Tenerezza è la parola che lubrifica la fastidiosa intrusione di ogni tragedia altrui nella più intima coscienza del medio utente della vetero televisione. È la classica strategia del cucciolo, una tecnica che non fallisce mai, sia nei vetusti quanto nei nuovi media. Vale per bambini macilenti e affamati stampigliati sulla cassetta delle elemosine, vale per i teneri gattini nel fulgore di Facebook. Nessuno la prenda come un’offesa alle proprie buone intenzioni, è solo perché conosciamo il lato oscuro della forza che ci siamo permessi una risposta goliardica alla «professionale» ricerca d’interpreti strappalacrime di classe «H»(che sta per handicap, i nostri figli sono così classificati, non ce lo siamo inventati noi).Mi credano i confezionatori di belle favole in prima serata, non c’è stato né dolo né premeditazione nel gesto che generò quell’hashtag così «crudo», da cui esplose l’indignazione collettiva.

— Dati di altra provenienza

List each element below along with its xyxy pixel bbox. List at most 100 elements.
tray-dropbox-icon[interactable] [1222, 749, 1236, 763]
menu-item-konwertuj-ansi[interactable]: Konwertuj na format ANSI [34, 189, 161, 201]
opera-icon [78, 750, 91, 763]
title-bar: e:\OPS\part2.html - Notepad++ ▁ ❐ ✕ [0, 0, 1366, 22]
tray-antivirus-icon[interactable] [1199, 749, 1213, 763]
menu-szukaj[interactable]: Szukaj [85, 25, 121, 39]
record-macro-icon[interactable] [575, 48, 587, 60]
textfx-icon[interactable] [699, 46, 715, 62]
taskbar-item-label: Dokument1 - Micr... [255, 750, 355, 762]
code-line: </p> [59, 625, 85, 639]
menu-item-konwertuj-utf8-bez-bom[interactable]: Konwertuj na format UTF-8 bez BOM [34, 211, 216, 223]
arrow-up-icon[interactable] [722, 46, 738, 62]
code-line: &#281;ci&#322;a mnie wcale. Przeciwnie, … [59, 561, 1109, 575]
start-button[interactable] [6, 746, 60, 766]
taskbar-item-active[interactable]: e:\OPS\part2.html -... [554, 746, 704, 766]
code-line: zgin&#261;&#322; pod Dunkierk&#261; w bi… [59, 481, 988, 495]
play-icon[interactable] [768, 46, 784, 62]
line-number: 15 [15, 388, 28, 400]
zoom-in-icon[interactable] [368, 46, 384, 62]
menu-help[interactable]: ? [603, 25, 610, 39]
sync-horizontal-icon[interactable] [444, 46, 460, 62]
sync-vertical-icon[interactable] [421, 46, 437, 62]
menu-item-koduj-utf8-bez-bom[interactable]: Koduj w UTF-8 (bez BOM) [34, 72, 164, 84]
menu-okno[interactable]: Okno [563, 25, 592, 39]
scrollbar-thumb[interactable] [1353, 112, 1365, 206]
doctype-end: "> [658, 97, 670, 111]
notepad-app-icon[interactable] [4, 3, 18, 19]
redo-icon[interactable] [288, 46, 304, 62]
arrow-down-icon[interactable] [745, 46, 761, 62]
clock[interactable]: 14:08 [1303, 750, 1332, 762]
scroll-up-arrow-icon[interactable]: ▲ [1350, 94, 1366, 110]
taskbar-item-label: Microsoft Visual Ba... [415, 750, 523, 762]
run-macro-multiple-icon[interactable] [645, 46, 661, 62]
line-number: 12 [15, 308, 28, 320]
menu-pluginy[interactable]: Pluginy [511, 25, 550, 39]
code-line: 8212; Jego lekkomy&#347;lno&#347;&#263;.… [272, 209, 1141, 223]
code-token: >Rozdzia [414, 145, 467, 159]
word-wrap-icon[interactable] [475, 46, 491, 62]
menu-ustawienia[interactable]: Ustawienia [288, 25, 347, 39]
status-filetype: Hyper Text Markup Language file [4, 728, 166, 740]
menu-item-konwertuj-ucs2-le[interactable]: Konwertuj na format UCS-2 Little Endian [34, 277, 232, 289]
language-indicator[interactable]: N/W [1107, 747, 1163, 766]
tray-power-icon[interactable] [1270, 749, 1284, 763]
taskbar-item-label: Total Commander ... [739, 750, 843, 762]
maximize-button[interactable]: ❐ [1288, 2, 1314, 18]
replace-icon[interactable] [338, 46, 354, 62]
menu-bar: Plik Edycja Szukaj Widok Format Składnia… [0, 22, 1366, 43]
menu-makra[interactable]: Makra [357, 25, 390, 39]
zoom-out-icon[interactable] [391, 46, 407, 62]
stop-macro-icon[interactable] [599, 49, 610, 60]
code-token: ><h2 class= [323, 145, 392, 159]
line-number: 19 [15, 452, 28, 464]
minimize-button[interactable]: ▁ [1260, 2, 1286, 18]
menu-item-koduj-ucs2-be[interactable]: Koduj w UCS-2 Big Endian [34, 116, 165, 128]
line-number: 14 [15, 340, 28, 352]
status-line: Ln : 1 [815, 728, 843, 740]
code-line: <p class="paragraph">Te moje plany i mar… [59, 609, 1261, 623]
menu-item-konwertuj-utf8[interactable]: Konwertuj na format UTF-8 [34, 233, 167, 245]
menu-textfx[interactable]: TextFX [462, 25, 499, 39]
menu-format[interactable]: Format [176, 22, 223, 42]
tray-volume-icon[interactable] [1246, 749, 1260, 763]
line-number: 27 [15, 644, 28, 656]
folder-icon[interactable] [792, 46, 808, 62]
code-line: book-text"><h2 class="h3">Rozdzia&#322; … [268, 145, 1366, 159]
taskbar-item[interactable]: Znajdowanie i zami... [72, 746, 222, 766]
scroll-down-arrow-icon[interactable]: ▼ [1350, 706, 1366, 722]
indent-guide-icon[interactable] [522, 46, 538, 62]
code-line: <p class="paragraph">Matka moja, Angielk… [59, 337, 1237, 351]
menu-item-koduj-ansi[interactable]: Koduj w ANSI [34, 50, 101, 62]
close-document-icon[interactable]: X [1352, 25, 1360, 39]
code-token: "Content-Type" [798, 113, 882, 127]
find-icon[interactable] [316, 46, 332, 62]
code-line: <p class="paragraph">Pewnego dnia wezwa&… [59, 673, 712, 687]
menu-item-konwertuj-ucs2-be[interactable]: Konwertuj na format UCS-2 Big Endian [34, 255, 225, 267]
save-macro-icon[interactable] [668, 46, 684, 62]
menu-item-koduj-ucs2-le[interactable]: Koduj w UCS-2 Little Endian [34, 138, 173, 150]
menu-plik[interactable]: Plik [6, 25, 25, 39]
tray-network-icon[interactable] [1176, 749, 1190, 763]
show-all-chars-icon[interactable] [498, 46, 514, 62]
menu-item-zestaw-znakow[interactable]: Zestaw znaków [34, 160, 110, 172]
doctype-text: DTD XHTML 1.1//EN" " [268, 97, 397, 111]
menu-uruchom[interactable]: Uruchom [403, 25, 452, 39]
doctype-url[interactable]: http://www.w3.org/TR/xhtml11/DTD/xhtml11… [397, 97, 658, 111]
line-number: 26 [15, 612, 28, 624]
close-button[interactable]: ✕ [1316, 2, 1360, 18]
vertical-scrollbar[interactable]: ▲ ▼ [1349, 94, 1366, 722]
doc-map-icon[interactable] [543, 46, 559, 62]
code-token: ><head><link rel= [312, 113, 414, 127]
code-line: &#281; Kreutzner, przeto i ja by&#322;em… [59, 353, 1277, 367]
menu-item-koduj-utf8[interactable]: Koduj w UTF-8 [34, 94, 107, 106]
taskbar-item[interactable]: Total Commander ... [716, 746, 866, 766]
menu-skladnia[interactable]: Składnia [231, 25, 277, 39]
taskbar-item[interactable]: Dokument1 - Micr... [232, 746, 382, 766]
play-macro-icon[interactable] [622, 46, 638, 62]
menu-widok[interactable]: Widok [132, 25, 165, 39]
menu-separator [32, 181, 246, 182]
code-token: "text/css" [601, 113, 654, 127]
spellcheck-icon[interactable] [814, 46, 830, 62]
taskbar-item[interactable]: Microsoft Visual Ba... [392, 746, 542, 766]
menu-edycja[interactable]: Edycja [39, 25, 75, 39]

Noi eravamo in viaggio per documentare un’Italia totalmente invisibile nei vostri zuccherosi prime time fatti di pacchi della cuccagna, simpatici preti di paese, ballerini (a volte) persino con difetto fisico. Tornavamo Tommy e io da una caccia all’ autistico fantasma, che non ci aveva certo messo addosso «tenerezza». Non è colpa nostra, ma era duro da fare male quello che abbiamo filmato in una settimana di «realismo famigliare» tra condomini e montagne. Abbiamo sfiorato maledetta ignoranza, cupa rassegnazione, vuoto pneumatico di solidarietà sociale e latitanza delle istituzioni. È stato così che ci siamo fermati a una piazzola sulla Salerno-Reggio Calabria, e davanti alle telecamere della nostra zoo factory abbiamo voluto comunicare il primo e più spontaneo pensiero che ci suggeriva la pretesa che fossimo pure teneri.
Non immaginavamo signori della tv che quella parolaccia da Youtube potesse arrivare a turbare la quiete delle vostre terrazze, invece è rimbalzata come una sassata di discolo tra le verzure dei vostri giardini pensili, ha squassato il nitore dei vostri pensatoi minimal e feng shui. Ha costretto molti di voi a dover ribadire i sacrosanti principi di rispetto per la diversità, per le categorie deboli, per la dignità ecc. Mai messo in dubbio che quell’esigenza di disabile tenerone sia scaturita in nome della più rigida osservanza al culto del politically correct, ma volevamo che sapeste che «è uno di noi» anche chi a volte si manifesta come brutto, cattivo, sgradevole e tutto sommato infame. Buona fiction a tutti!